Between 1994 and 1999, Berlin stood at a threshold, still marked by the traces of division yet already vibrating with a new kind of energy. It was a city that had not yet decided what it wanted to become, a space of contradictions and experiments, raw and unfinished. In ANFANG / BEGINNING, Christian Stemmler revisits this uncertain yet fertile moment through his own photographs, a collection that functions less as documentation and more as a lived memory of transformation. His images trace a city and a generation in motion: nights that blur into mornings, fleeting friendships, and rooms filled with both exhaustion and desire.

What began as a private act, taking photographs without purpose or audience, has turned almost three decades later into a visual testimony of an era that feels distant and yet strangely familiar. Stemmler’s images were made instinctively, without a sense of belonging to a photographic discourse. They emerged from daily life: improvised portraits on wrinkled bedsheets, snapshots in smoky clubs, fragments of faces and gestures captured on public transport or in shared flats. In their unpolished immediacy, they reveal a city that was still learning to breathe again, open, unpredictable, and porous.

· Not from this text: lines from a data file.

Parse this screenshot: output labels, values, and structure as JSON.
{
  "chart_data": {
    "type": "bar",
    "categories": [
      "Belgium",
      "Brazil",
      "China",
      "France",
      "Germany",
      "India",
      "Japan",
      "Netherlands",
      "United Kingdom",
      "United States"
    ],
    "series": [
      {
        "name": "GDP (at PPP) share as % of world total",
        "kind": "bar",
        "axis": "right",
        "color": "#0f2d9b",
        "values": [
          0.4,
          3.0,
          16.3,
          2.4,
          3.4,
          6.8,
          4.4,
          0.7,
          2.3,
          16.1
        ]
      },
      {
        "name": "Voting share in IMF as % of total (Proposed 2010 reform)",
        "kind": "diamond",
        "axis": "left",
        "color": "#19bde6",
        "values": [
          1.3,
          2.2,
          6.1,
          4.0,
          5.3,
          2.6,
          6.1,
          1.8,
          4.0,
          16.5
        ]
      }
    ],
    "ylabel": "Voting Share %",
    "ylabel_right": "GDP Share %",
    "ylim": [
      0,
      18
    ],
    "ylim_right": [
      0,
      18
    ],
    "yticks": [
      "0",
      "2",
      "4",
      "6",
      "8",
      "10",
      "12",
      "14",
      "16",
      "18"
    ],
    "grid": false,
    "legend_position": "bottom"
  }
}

Viewed today, these photographs are more than remnants of youth; they are fragments of a collective state of mind. They show Berlin before it was redefined by capital and global attention, when chaos and creativity existed side by side and possibility seemed endless. Stemmler’s return to these negatives—scanning, revisiting, remembering—becomes a quiet act of excavation. It is less about looking back than about reconnecting with a time, a feeling, and the reasons one begins to create in the first place.

ANFANG / BEGINNING unfolds as both remembrance and renewal. It reflects the vitality of a city that has always been a projection surface for ideas of freedom, and it marks the reawakening of an artist who once set the camera aside. The images resist nostalgia; instead, they evoke a form of sincerity that feels rare today, a closeness to life that is neither curated nor composed. Stemmler’s Berlin was rough, direct, and unguarded. His photographs preserve that atmosphere, allowing it to linger: the noise of a night that never really ended, and the quiet that always followed.

The second edition of ANFANG / BEGINNING: BERLIN 1994–99 will be launched on November 6, 2025, at Voo Store, Oranienstraße 24, Berlin — an opportunity to experience Stemmler’s work in direct conversation with the spirit of its time and to immerse oneself in the atmosphere of a Berlin that no longer exists.